The rate increase came on the heels of a rate freeze in February and marked the fourth rate hike since July last year from a record low of 2 percent.
The BOK chief warned that the country would face growing inflationary pressure, affected by both supply and demand factors, and added that the bank’s cycle of monetary tightening will continue in a gradual manner.
“The rate hike is expected to contribute to curbing inflationary pressure and inflation expectations,” Gov. Kim told a press conference after a rate-setting session.
“Economic recovery in major economies and improvement in the local labor markets are expected to offset burdens stemming from gains in oil prices.”
Kim said gradual and steady normalization of the policy rate is seen as more effective than a sharp increase, hinting that the pace of a rate increases was not steep.
Bank of Korea Gov. Kim Choong-soo (Yonhap News)
The BOK and central banks in China, India, Brazil and other countries have been raising interest rates amid higher inflation.
Thailand’s central bank hiked its key rate Wednesday by a quarter percentage point to 2.5 percent.
New Zealand’s central bank, however, cut its benchmark rate earlier Thursday to 2.5 percent from 3.0 percent, citing the negative impact of last month’s deadly earthquake in the city of Christchurch on economic confidence in the South Pacific country.
“We expect inflation to peak either in March or April, as rising oil prices are spreading to non-food prices,” said So Jae-yong, economist at Hana Daetoo Securities. “Considering the burden oil prices may present to the economy, the next rate hike is more likely to come in May than April.”
Korea is facing growing difficulties in taming inflation as rising oil and commodity prices, and a gain in food costs, sparked by the outbreak of foot-and-mouth disease, are exerting upward pressure on consumer inflation.
The country’s consumer prices jumped 4.5 percent in February from a year ago, up from 4.1 percent in January and the fastest growth in 27 months.

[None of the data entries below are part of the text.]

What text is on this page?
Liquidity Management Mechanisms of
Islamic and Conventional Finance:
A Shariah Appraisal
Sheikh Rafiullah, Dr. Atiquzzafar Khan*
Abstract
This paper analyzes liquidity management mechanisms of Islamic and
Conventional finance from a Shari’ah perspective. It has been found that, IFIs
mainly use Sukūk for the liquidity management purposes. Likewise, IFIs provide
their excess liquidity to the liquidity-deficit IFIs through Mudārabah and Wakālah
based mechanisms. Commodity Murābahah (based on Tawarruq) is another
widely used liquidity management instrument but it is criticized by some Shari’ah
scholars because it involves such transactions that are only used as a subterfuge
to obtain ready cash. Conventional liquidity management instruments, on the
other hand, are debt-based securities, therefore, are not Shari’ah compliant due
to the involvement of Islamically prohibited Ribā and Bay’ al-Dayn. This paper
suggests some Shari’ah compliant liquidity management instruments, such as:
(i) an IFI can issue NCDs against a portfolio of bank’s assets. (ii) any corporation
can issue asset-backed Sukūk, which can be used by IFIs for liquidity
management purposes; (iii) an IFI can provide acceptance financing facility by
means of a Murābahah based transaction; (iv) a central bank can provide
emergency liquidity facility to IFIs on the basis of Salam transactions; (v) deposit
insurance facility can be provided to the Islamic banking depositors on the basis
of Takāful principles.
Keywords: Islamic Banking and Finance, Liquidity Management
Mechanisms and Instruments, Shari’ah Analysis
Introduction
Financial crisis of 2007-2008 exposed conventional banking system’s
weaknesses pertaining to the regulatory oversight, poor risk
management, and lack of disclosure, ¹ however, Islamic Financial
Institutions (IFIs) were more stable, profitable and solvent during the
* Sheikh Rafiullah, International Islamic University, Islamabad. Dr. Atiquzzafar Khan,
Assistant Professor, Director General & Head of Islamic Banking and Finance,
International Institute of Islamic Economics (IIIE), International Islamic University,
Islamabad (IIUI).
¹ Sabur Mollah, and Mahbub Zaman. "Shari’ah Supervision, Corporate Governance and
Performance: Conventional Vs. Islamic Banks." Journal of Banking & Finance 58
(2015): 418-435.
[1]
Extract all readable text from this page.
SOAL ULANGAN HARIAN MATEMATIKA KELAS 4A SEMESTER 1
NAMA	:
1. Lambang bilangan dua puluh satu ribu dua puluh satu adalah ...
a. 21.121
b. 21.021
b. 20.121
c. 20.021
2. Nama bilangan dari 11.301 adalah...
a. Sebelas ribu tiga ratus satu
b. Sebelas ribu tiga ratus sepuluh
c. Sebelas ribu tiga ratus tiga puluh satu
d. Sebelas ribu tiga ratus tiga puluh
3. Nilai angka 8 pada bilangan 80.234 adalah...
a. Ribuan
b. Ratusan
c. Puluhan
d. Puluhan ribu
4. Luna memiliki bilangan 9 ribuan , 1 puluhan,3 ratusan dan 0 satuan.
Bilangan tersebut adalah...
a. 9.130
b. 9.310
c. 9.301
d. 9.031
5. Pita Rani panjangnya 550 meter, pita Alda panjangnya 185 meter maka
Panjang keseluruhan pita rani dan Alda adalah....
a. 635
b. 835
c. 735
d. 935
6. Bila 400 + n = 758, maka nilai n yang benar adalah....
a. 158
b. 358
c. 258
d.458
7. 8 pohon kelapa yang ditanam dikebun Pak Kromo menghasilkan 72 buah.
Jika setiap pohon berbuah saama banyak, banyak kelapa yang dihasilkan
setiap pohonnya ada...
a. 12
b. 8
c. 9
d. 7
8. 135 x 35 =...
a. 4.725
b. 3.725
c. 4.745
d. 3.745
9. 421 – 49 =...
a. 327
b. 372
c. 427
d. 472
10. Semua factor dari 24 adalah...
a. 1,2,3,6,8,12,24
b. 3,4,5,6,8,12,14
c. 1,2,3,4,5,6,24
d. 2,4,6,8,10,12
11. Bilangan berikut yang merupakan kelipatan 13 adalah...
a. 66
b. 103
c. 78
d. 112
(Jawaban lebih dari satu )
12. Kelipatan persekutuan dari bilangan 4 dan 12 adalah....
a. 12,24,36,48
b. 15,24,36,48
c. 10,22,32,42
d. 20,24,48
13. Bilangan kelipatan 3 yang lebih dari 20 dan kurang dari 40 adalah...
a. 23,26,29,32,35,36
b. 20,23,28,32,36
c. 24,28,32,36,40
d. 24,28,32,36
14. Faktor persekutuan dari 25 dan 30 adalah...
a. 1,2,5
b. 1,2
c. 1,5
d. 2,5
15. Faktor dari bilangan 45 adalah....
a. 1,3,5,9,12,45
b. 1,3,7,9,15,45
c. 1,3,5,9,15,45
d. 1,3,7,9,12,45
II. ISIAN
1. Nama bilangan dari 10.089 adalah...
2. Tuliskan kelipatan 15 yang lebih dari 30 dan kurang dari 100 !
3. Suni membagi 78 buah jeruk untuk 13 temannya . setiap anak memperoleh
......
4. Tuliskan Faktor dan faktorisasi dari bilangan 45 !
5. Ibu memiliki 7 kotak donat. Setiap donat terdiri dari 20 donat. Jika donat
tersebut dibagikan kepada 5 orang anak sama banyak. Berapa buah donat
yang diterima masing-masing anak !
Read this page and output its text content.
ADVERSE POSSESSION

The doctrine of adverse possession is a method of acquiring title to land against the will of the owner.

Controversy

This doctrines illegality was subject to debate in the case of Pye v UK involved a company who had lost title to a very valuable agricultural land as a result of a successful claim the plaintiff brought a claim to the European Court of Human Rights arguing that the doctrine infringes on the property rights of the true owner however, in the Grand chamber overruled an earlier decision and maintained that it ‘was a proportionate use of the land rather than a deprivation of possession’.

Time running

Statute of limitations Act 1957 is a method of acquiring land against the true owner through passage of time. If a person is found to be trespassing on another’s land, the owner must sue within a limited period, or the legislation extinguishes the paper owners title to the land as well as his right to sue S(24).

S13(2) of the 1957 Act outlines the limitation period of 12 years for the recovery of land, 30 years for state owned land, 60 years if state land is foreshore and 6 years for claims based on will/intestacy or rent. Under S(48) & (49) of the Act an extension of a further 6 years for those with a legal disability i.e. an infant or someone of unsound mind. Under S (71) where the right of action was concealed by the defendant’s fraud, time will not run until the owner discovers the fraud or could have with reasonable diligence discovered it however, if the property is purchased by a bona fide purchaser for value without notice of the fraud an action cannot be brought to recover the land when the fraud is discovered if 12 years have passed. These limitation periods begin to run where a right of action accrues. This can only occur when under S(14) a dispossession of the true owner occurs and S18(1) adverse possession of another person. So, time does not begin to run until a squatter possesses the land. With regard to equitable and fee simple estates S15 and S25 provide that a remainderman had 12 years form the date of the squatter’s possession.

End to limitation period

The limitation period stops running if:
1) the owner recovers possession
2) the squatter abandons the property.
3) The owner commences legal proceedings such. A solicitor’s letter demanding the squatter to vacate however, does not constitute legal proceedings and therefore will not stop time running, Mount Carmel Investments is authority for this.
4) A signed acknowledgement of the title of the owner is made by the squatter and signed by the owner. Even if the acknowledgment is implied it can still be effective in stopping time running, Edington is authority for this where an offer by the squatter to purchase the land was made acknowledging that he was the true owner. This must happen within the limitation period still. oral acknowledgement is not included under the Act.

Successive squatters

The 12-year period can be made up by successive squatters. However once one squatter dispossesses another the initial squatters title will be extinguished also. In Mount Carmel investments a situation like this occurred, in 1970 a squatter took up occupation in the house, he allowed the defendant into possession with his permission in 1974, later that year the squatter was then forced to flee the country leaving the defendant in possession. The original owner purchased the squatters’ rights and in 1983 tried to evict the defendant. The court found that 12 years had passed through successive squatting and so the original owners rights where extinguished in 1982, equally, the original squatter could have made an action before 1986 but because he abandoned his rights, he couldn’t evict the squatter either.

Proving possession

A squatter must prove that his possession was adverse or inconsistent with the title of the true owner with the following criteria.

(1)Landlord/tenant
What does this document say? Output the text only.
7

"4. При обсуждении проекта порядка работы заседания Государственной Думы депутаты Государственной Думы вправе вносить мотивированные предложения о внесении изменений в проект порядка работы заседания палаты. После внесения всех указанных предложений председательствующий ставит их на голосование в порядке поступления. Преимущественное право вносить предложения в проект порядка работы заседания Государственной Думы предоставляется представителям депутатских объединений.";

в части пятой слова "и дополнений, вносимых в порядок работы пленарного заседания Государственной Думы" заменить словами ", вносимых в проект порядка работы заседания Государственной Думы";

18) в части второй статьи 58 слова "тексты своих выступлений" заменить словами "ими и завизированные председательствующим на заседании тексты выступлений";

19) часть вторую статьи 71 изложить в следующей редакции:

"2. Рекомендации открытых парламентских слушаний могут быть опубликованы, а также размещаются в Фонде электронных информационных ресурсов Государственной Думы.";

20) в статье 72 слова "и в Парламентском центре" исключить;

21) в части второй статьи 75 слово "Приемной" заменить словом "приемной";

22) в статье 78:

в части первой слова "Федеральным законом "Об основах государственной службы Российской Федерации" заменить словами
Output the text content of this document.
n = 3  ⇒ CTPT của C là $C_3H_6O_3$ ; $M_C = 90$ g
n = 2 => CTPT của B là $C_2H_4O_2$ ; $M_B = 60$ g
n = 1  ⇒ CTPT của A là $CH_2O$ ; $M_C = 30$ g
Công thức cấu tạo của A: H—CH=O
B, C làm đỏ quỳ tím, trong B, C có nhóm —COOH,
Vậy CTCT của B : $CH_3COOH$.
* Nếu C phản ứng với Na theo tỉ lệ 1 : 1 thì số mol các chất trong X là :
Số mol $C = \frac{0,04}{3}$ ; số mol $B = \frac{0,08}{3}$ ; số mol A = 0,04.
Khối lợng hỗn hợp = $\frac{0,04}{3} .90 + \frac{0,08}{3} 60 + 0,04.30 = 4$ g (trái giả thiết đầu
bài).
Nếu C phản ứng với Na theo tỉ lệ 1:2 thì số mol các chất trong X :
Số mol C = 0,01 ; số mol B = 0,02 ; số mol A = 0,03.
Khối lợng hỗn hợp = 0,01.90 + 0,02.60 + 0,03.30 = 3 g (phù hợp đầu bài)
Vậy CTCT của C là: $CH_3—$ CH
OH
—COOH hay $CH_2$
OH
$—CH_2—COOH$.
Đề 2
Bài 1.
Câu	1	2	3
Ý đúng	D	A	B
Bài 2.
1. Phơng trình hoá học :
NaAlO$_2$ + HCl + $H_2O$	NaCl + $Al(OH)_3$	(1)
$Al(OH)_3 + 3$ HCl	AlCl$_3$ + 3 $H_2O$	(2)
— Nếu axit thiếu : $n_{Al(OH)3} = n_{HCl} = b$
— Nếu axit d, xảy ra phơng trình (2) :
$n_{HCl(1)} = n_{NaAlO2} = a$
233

Consumer prices surpassed the upper ceiling of the BOK’s 2-4 percent inflation target band for the second straight month.
Core inflation, which excludes volatile oil and food prices, grew 3.1 percent in February from a year earlier, the most in 18 months, indicating that demand-pull inflationary pressure is growing.
The BOK governor said consumer prices may surpass the bank’s previous estimate of 3.7 percent in the first half although surges in inflation will ease in the second half.
The government has been making efforts to stabilize prices since it declared a “war” on inflation, mindful of concerns that higher inflation will undercut the growth momentum. President Lee Myung-bak said that inflation has become a bigger concern than economic growth this year.
The government has unveiled a set of anti-inflation measures such as freezing public utility fees, easing import taxes on basic goods and cracking down on price-rigging. But despite such all-out efforts, there is no sign of easing of inflation yet.